Stir this mixture often. The turmeric likes to settle on top, and you want a well mixed dye bath to promote even dyeing.
Are you looking for a softer yellow? Use less turmeric.
Step 4: Transfer and Dye
Once your fabric has been in the vinegar bath for at least an hour, drain the solution. Your fabric is going to be super hot, so be careful when transferring to the dye bath. Give your dye bath one good stir before placing your fabric in the dye pot.
This part of the process is the most hands on. You want to ensure even dyeing, which means stirring your fabric constantly. My fabric loved to puff up (seen below), so I really had to work to keep it submerged in the bath. The amount of time you leave your fabric in the bath is entirely up to you. Because I wanted a deeply saturated color, I left my fabric in the bath for an hour. Looking for less saturation? Leave in for 30 minutes.

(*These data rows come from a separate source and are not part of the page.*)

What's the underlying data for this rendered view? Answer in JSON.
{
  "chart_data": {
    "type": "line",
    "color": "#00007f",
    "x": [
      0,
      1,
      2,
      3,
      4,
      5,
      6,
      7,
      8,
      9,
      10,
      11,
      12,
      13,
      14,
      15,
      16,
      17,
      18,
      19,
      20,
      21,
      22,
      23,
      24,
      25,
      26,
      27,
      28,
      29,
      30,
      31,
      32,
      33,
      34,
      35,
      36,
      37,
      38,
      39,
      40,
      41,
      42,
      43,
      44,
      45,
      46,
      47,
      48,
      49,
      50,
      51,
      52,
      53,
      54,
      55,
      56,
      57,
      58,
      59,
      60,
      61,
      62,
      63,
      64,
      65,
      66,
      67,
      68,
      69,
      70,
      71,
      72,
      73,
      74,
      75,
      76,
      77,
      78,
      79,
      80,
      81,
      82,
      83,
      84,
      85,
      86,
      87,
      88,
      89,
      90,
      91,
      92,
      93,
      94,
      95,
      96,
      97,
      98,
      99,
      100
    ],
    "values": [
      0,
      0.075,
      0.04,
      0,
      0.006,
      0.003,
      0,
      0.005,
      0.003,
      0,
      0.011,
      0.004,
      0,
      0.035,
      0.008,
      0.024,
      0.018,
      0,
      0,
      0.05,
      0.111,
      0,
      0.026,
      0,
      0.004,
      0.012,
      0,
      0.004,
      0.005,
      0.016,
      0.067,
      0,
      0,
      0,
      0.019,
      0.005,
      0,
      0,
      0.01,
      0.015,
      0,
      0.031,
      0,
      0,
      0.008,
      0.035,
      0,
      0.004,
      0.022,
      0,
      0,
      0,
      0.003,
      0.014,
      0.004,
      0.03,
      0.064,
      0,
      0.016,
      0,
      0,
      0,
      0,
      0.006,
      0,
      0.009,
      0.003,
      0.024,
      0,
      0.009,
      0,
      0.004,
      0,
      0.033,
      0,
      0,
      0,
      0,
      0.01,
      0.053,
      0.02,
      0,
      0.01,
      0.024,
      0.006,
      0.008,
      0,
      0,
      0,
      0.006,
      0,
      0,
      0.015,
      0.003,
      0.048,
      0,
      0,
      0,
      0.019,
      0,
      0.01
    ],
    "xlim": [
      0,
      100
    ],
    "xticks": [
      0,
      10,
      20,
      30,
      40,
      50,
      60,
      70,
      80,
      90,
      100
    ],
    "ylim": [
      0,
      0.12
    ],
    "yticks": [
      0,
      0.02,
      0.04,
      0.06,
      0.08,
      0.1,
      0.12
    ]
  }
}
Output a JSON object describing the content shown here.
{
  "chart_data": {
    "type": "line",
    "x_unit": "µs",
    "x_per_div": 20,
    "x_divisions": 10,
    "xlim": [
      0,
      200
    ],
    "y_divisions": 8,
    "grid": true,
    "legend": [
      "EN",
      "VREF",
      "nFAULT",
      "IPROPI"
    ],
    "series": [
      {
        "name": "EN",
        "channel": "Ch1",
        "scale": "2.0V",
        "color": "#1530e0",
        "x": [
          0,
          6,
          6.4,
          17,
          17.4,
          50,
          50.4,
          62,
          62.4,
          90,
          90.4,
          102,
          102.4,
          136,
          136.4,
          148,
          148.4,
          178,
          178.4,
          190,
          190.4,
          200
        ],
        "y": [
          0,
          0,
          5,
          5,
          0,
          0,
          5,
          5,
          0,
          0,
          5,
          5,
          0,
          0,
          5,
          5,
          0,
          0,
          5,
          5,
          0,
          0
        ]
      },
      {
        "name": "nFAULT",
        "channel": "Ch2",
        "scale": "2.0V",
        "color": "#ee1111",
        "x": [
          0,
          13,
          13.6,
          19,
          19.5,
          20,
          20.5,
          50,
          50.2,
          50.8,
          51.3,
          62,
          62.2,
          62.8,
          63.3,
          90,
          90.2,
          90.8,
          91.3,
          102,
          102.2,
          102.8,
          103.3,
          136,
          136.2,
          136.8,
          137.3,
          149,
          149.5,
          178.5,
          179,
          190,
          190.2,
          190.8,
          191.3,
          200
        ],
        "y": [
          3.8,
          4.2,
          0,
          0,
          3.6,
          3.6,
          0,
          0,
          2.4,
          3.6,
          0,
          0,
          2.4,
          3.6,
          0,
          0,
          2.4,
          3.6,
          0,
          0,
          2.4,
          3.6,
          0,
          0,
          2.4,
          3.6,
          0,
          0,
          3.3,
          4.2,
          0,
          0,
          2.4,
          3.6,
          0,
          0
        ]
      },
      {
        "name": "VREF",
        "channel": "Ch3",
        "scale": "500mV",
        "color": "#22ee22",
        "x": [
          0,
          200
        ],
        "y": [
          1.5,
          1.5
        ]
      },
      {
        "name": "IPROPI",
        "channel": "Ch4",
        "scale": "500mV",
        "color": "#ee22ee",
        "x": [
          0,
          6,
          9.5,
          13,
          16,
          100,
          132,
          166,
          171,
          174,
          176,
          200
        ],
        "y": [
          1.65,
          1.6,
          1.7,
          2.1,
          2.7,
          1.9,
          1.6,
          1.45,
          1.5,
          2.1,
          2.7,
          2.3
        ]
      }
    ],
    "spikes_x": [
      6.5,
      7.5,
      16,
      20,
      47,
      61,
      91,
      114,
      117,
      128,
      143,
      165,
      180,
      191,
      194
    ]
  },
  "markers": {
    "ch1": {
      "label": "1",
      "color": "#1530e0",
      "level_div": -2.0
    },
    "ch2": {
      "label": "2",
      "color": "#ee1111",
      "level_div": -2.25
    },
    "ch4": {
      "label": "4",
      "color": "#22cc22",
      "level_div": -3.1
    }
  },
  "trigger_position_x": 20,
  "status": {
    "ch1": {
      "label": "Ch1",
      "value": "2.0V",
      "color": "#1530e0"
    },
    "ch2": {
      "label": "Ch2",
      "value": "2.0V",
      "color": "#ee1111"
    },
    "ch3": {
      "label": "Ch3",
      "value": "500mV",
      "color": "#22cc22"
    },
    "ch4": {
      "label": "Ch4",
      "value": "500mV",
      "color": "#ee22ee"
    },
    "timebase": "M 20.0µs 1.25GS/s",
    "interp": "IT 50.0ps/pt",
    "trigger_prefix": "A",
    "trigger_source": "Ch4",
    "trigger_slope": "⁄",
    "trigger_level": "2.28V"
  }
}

I recommend testing swatches. You can do this by clipping a corner from your fabric in the dye bath. Rinse with water and towel dry.
Step 5: Rinse and Wash
Once your fabric is to the desired saturation, rinse in cold water. I recommend using either a stainless steel or slop sink if you can. I cannot stress enough how much this bath stains everything it touches (great for the fabric, not so great for your surfaces). This step takes some time and a lot of rinsing. Really work the cold water in all the nooks and crannies. You want the water to run clear.
When your water runs clear, place it back in the washing machine on warm. This will help buff out any imperfections from the dye bath. Dry as you normally would.
There you have it! Freshly dyed fabric.
This is a great method for dyeing fabric at home. The color saturation has held up to multiple washes, and I love how rich the gold color is. I made a pair of 1780's stays with it, and have some fabric left over for future projects. This recipe is really more of an outline. Feel free to experiment with the amount of turmeric you use and the duration of your bath. Have you dyed with turmeric? Feel free to share in the comments.